Browning shocked by Nokia new IT distribution strategy


20:20 Mobile managing director baffled as Nokia relationship ends after 20 years

“We’re shocked by the decision and think it’s a mistake.” So said 20:20 Mobile UK MD James Browning about Nokia’s decision to end its 20-year relationship.

Nokia this month sensationally axed both 20:20 Mobile and Data Select (10 years) and moved its entire distribution to Micro-P and Ingram Micro.

Nokia told the distributor it wanted more “focus” and more “belief” in its brand.

Browning (pictured left) said 20:20 Mobile could fulfil this requirement, but would not risk jeopardising sales from its other manufacturer partners, such as BlackBerry manufacturer RIM, which remains key in B2B.

Speaking exclusively to Mobile News, Browning said the split was “amicable” but he remained “shocked” by Nokia’s decision.

“Conor Pierce (Nokia UK MD, pictured right) told us of their decision in Crewe, shortly before the official announcement on September 15. He told me they wanted more ‘belief’ and ‘focus’ from its
distributors. We can offer this, but not at the expense of other relationships.”

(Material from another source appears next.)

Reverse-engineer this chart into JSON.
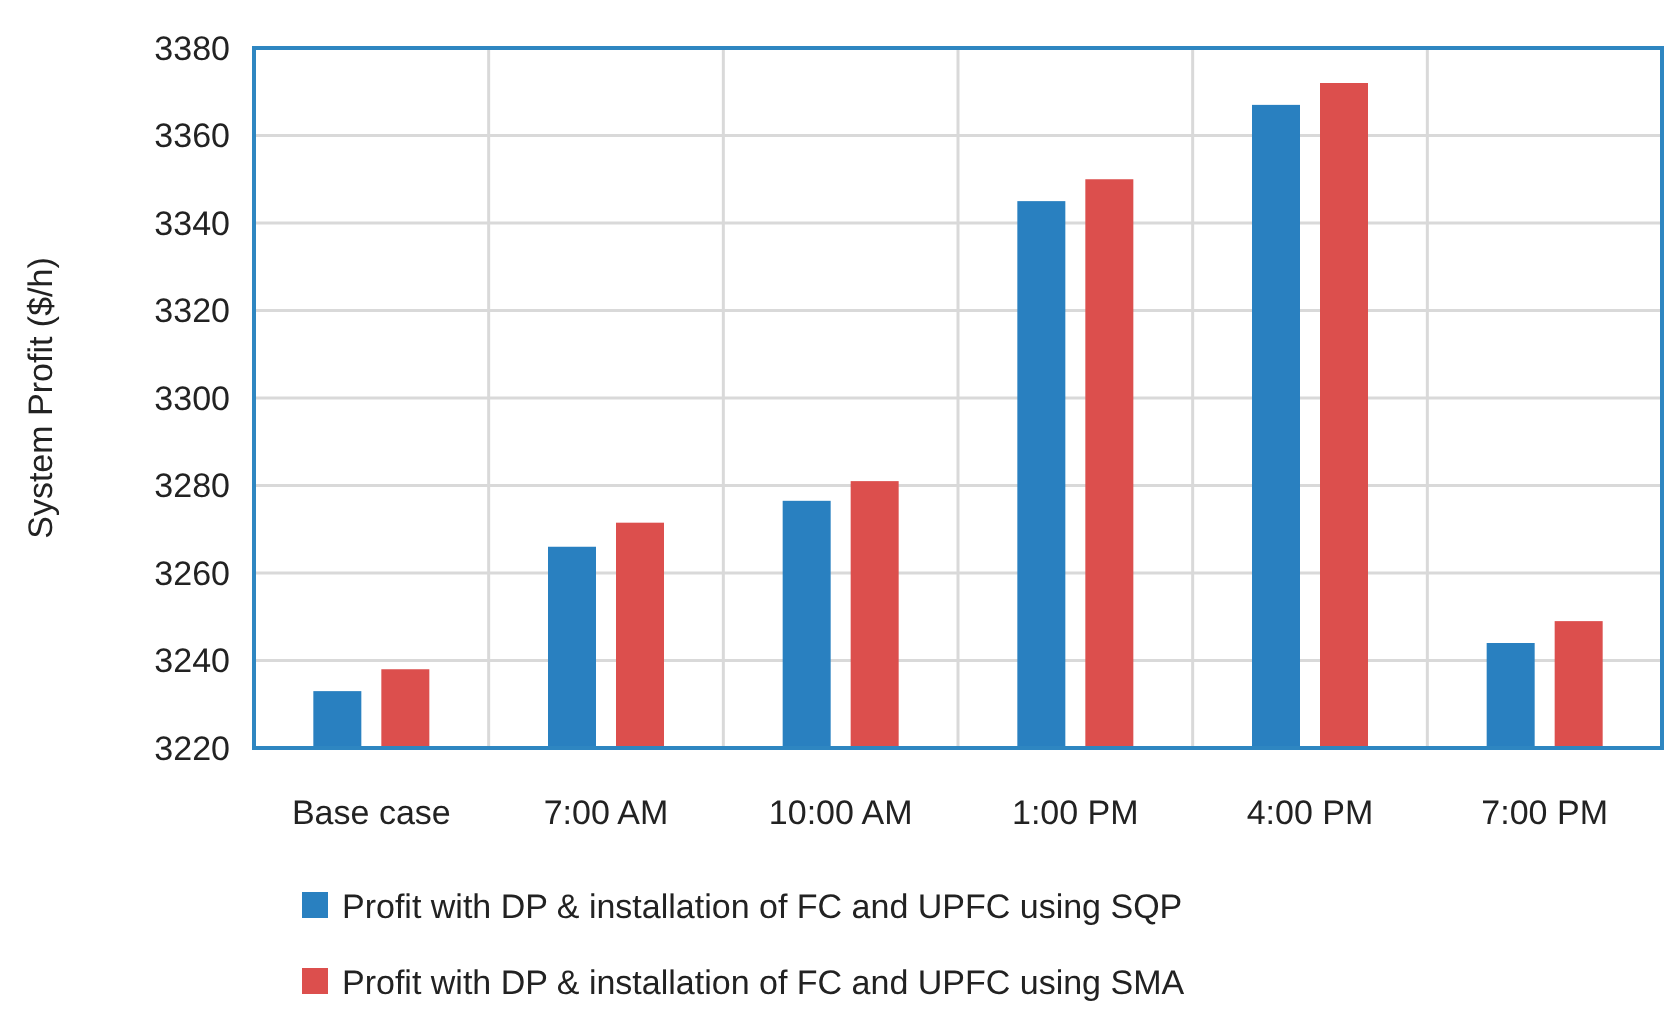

“I don’t criticise Ingram or Micro-P, but Nokia is taking a risk on partnering with distributors who have a customer base almost exclusively of IT companies, when we have more than 600 customers focussed on mobile.”

New relationships
He also argued that its 20 years of experience working with Nokia will now need to be reinvented with the two new distributors, which could ultimately be dangerous for the manufacturer,
during a period where it has struggled in the current market.

Browning said: “The strategic shift they have made away from the mobile phone distributors to the IT distributors has left us scratching our heads. You would have thought when a business is facing tough challenges in turbulent times it would want to work even closer with its partners.

“I know Ingram and Micro-P relatively well and I cannot think of anything those businesses can do or offer that we cannot. I can write a long list of things we do that they are unable to do.

“They are coming from a position of massive weakness in the market. And it’s taking an operating system with two per cent share via distributors that have around five per cent share – it’s a risky strategy.

“Everyone wants a smartphone and Nokia’s share is dreadful. It’s not long before their traditional handset business gets cannibalised by smartphones. Windows is their path into smartphones. Micro-P and Ingram are Microsoft resellers and this played a part in the decision.”

Browning continued: “If Microsoft are pulling the shots, that’s dangerous because they don’t understand the mobile phone business; they understand the computing business. We know that convergence isn’t necessarily working at this moment in time.

“We have 600 dealers, they have to go and sign those guys up and that’s going to take time and effort. Before they can sell anything, they have to agree contractual terms and conditions and credit reference these customers, and go from there. It’s a very fundamental basic that needs to be sorted, which I guess is why Nokia have been keen to leave us open until December.”

Browning estimated 20:20 Mobile makes up 40 per cent of Nokia’s current market share. But sources close to the distributor have claimed previously the business share from Nokia sales at 20:20 Mobile has dropped from around 75 per cent to about 25 per cent in recent years.

There have also been suggestions 20:20 Mobile has struggled to meet targets and is sitting on large amounts of Nokia stock due to a lack of customer demand.

Browning refused to discuss these figures, but insists there will be no financial impact on the business by focussing more on its existing manufacturer partners. These include Huawei, Sony Ericsson, LG and RIM – some of which have already expressed a desire to work more closely with the distributor.

Browning said: “It’s been an amicable split and we wish them no harm. But we have to accept that, even on the Windows 7 platform, we will now be selling against them. We have agreements with other Windows 7 vendors. In just the same way we are in competition with a Brightstar or a Data Select.”

“There is great opportunity for 20:20 as a result of this. We have had all the other suppliers on the phone, asking how they can take that Nokia business.”